Friday, January 6, 2012

How many of you - does anybody read this? - were aware that the congress passed the American Jobs Creation Act? Several months ago, there was some talk about a provision giving multi-national companies a "tax holiday" on repatriated non-US earnings. The last time that this was allowed, the same rationale by the corps, e.g., "we'll create more jobs with the tax savings", produced no real uptick in employment at the affected companies. The feeling this time was, that congress would actually do the patriotic thing, and not allow a tax holiday. Sorry folks, we loose again - the companies paid a 5% rate.

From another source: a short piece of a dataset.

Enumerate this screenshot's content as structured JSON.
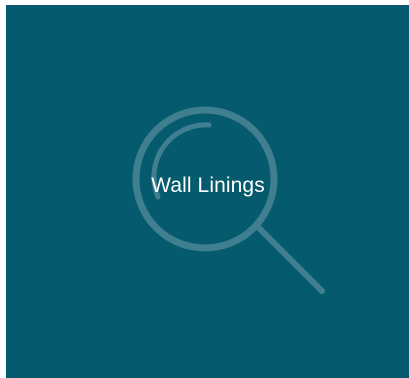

Here is the text summary of the NPR story from this morning:

Corporations don't lobby Congress for fun. They lobby because it helps their bottom line. Getting a regulation gutted or a tax loophole created means extra cash for the corporation. But getting laws changed can be very expensive. How much money does a corporation get back from investing in a good lobbyist?
It's a messy, secretive system so it was always hard to study. But in 2004, economists found a bill so simple, so lucrative, that they could finally track the return on lobbying investment.
The American Jobs Creation Act benefited hundreds of multinational corporations with a huge, one-time tax break. Without the law, companies that brought profits earned abroad back to the U.S. had to pay a tax rate of 35 percent. With the law, that rate dropped to just over 5 percent. It saved those companies billions of dollars.
In a recent study, researchers Raquel Alexander and Susan Scholz calculated the total amount the corporations saved from the lower tax rate. They compared the taxes saved to the amount the firms spent lobbying for the law. Their research showed the return on lobbying for those multinational corporations was 22,000 percent. That means for every dollar spent on lobbying, the companies got $220 in tax benefits.

I don't agree with the math, but you get the idea. Just more proof that congress works for the corporations and not the citizens of the USofA.